Sorprendentemente, la risposta che essi stessi hanno dato è un netto “Si”. Che non è il frutto una ottimistica previsione, ma che arriva al termine di uno studio articolato e serio, basato su una complessa simulazione di un’eruzione su un ipotetico pianeta roccioso simile alla Terra. Su di esso, sarebbe la presenza di grandi concentrazioni di biossido di zolfo nell’atmosfera l’inconfondibile“impronta digitale” capace di rivelarci lo sviluppo del fenomeno.
“Certo, dovrebbe accadere qualcosa di veramente sconvolgente, come un’eruzione che proietti una grande quantità di gas nell’atmosfera dell’esopianeta”,dice Lisa Kaltenegger, astronoma dello Smithsonian. “Il nuovo telescopio spaziale James Webb, che verrà lanciato tra qualche anno, sarà in grado di individuare un’eruzione maggiore tra le 10 e 100 volte quella del vulcano Pinatubo che si sviluppasse in sistemi planetari ospitati dalle stelle a noi più vicine”.

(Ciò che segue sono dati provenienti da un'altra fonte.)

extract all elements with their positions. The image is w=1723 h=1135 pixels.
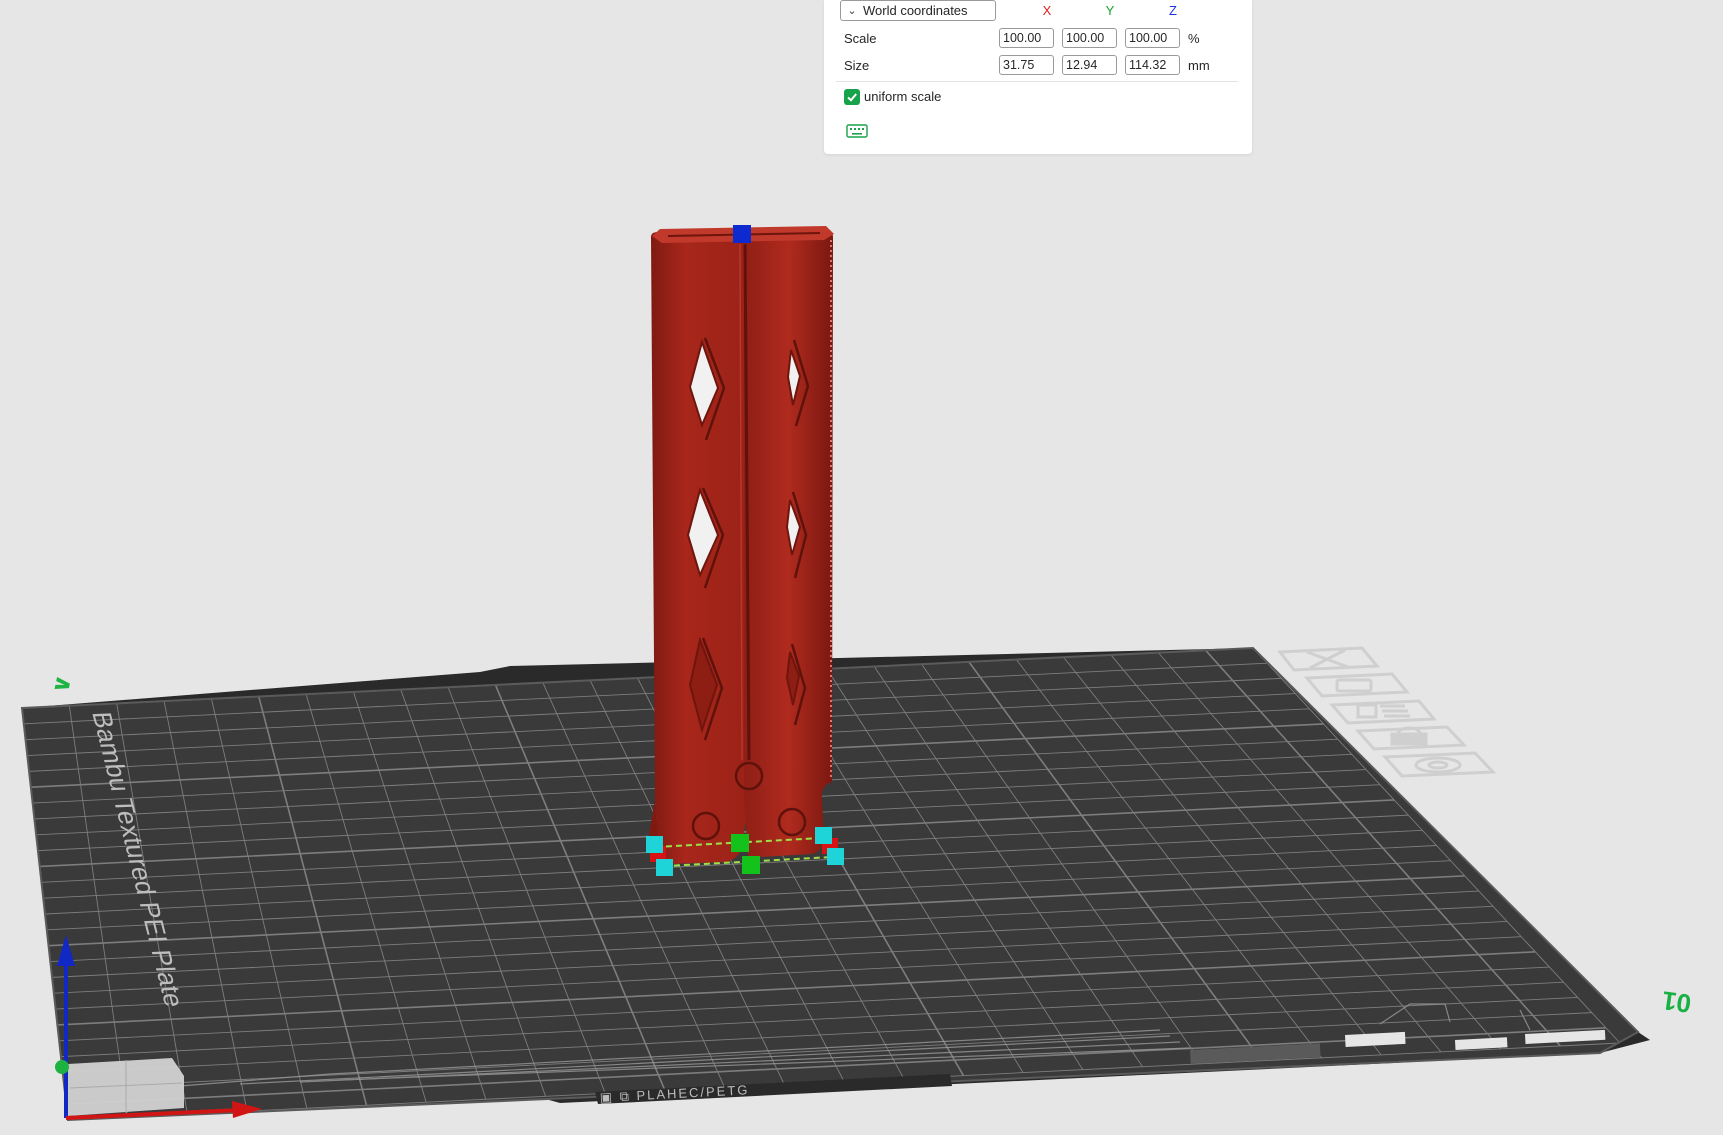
lock-icon[interactable] (1354, 725, 1468, 751)
scale-y-input[interactable] (1062, 28, 1117, 48)
copy-icon[interactable] (1303, 672, 1411, 698)
plate-number: 01 (1660, 985, 1693, 1019)
scale-z-input[interactable] (1125, 28, 1180, 48)
size-x-input[interactable] (999, 55, 1054, 75)
model-object[interactable] (648, 226, 834, 864)
scale-unit: % (1188, 31, 1200, 46)
scale-x-input[interactable] (999, 28, 1054, 48)
handle-z-top[interactable] (733, 225, 751, 243)
handle-y-front[interactable] (742, 856, 760, 874)
coordinate-system-dropdown[interactable]: ⌄ World coordinates (840, 0, 996, 21)
build-plate[interactable]: ▣ ⧉ PLAHEC/PETG (20, 646, 1650, 1122)
scale-row-label: Scale (844, 31, 877, 46)
size-z-input[interactable] (1125, 55, 1180, 75)
arrange-icon[interactable] (1328, 699, 1438, 725)
handle-y-back[interactable] (731, 834, 749, 852)
coordinate-system-value: World coordinates (863, 3, 968, 18)
uniform-scale-label: uniform scale (864, 89, 942, 104)
size-y-input[interactable] (1062, 55, 1117, 75)
handle-corner-front-left[interactable] (656, 859, 673, 876)
handle-corner-back-right[interactable] (815, 827, 832, 844)
handle-corner-back-left[interactable] (646, 836, 663, 853)
axis-header-z: Z (1169, 3, 1177, 18)
plate-corner-mark: ∨ (47, 672, 77, 697)
size-unit: mm (1188, 58, 1210, 73)
checkmark-icon (847, 93, 857, 102)
scale-panel: ⌄ World coordinates X Y Z Scale % Size m… (824, 0, 1252, 154)
handle-corner-front-right[interactable] (827, 848, 844, 865)
keyboard-icon[interactable] (846, 123, 868, 139)
uniform-scale-checkbox[interactable] (844, 89, 860, 105)
size-row-label: Size (844, 58, 870, 73)
close-icon[interactable] (1277, 646, 1381, 672)
panel-divider (836, 81, 1238, 82)
axis-header-x: X (1042, 3, 1052, 18)
chevron-down-icon: ⌄ (847, 5, 857, 17)
axis-header-y: Y (1105, 3, 1115, 18)
3d-viewport[interactable]: ▣ ⧉ PLAHEC/PETG Bambu Textured PEI Plate… (0, 0, 1723, 1130)
settings-icon[interactable] (1381, 751, 1497, 778)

Per avere un termine di paragone, l’eruzione del vulcano Pinatubo sulle isole Filippine, avvenuta nel 1991, ha immesso circa 17 milioni di tonnellate di biossido di zolfo nella stratosfera – una fascia dell’atmosfera che si estende tra 6 e 30 chilometri sopra la superficie terrestre. La più grande eruzione vulcanica nella storia, quella del vulcano Tambora nel 1815, era circa 10 volte più potente.
Eruzioni così violente sono molto rare, e gli astronomi dovrebbero osservare in modo continuativo gli esopianeti simili alla Terra per anni, con la speranza di cogliere un simile evento proprio durante il suo svolgimento. Tuttavia, se l’attività vulcanica su questi mondi è più intensa di quanto accada sul nostro pianeta, le probabilità di successo aumentano sensibilmente.
“Un’eruzione tipo quella del Tambora non capita spesso da noi, ma potrebbe essere più comune su un pianeta più giovane, o dove ci sono forti effetti mareali, come ad esempio su Io, uno dei satelliti di Giove”, commenta Wade Henning, un altro ricercatore dello Smithsonian che ha partecipato allo studio. “Una volta individuata una eruzione su un certo pianeta, si può continuare a osservarlo, per capire con quale frequenza avvengano questi fenomeni su altri mondi.”